Hilale recalled that the Committee of 24 was created in 1961 by the United Nations General Assembly to implement resolution 1514, which enshrines the principle of self-determination, adopted by the same Assembly on December 14, 1960, highlighting the flaws in the implementation of resolution 1514 and the inappropriate use of the Committee of 24’s functions.

He emphasized that those who drafted resolution 1514 took care, in their great wisdom, to explain in detail the mechanisms for its implementation by supplementing it with another resolution, 1541.

Resolution 1541, which some seek to ignore, clearly defines the three options for implementing the principle of self-determination: independence, free association with an independent state, or integration. Resolution 2625 of 1970 adds the possibility of any other political status freely chosen.

Hilale added that some states, blinded by outdated ideologies, focus exclusively on the option of independence to the detriment of the other two alternative options, intensifying their malicious maneuvers to turn the Committee of 24 into a committee for balkanization, emphasizing that “self-determination does not necessarily mean independence and cannot be done at the expense of the territorial integrity of states.”

Resolution 1514 (article 6) clearly stipulates that any attempt aimed at the partial or total disruption of the national unity and territorial integrity of any country is contrary to the purposes and principles of the United Nations Charter.

Hilale pointed out that these same states exaggerate in interpreting resolutions 1514 and 1541 by linking self-determination to a referendum process, whereas these resolutions do not refer to a referendum, which is merely a mechanism of expression. These resolutions do not require the holding of a referendum consultation for their relevant provisions to enter into force.

It is regrettable, he stressed, to note that the Committee of 24 has deviated from its original mission and that other essential elements of self-determination are not mentioned in our debates or even in the reports of this committee. It is also regrettable to see the rewriting of the Committee of 24’s mission by attributing an ideological charge to it.


Hilale recalled that in 1963, Morocco submitted to the Committee of 24 the question of its Saharan territories which were under Spanish domination.

In 1975, Morocco requested the advisory opinion of the International Court of Justice, which confirmed the existence of legal ties of allegiance between the sultans of Morocco and the tribes of the Moroccan Sahara, thus proving decisively Morocco’s sovereignty over its Sahara.

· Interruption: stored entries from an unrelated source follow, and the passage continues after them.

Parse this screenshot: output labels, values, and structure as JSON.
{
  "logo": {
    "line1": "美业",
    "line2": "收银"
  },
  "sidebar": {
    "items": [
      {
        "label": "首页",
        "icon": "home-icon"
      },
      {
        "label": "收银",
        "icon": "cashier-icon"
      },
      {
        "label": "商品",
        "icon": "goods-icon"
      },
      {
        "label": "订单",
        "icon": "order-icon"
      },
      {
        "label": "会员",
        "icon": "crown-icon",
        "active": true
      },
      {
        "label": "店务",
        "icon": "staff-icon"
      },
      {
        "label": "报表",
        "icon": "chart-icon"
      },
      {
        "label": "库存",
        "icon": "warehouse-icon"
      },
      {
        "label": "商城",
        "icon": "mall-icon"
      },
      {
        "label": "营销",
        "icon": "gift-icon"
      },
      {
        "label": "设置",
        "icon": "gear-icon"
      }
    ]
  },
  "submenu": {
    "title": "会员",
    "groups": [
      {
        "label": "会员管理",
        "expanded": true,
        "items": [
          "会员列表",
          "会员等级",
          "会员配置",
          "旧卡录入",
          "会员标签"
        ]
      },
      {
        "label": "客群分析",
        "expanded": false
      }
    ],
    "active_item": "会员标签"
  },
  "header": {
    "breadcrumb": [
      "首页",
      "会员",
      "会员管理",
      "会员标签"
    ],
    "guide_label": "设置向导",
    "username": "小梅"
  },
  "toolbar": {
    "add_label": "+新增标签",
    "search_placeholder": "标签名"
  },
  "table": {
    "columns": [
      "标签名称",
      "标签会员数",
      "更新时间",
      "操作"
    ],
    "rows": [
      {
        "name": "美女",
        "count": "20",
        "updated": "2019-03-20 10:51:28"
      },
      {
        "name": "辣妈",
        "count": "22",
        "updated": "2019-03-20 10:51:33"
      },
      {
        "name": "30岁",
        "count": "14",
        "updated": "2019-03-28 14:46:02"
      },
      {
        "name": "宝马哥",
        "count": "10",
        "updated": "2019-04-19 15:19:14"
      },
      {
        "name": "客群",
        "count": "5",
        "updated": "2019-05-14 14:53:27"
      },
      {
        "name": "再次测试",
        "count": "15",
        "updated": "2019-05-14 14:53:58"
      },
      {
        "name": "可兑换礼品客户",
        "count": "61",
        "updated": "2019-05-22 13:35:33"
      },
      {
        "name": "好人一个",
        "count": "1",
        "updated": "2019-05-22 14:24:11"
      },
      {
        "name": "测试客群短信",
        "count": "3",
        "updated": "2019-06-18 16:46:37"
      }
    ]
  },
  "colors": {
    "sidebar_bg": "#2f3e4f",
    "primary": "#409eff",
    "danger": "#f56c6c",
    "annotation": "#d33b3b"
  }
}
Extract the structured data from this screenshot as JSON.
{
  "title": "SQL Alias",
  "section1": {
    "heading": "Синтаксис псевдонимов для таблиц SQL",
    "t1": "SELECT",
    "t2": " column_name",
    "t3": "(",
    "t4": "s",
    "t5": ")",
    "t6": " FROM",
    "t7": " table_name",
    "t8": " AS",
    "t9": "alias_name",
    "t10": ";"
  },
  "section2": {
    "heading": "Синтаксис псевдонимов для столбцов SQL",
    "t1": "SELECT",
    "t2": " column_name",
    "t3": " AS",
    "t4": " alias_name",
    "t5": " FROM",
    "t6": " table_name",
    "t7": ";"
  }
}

In accordance with this recognition, Morocco concluded the Madrid Agreement with Spain in 1975, thus consecrating the return of the Sahara to its motherland, Morocco, after 91 years of Spanish occupation.

Hilale recalled that “the United Nations General Assembly approved this agreement in its resolution 3458B of December 10, 1975, thus making Morocco’s recovery of its territorial integrity in accordance with the principles of the United Nations Charter, international law, and the spirit and letter of resolution 1514.”

He expressed regret that this issue has become a bilateral regional conflict after Algeria violated Article 6 of the aforementioned resolution 1514 by seeking to oppose Morocco’s legitimate rights to its Sahara and undermine its sovereignty and territorial integrity, by forming, hosting, arming, and financing the separatist armed group Polisario.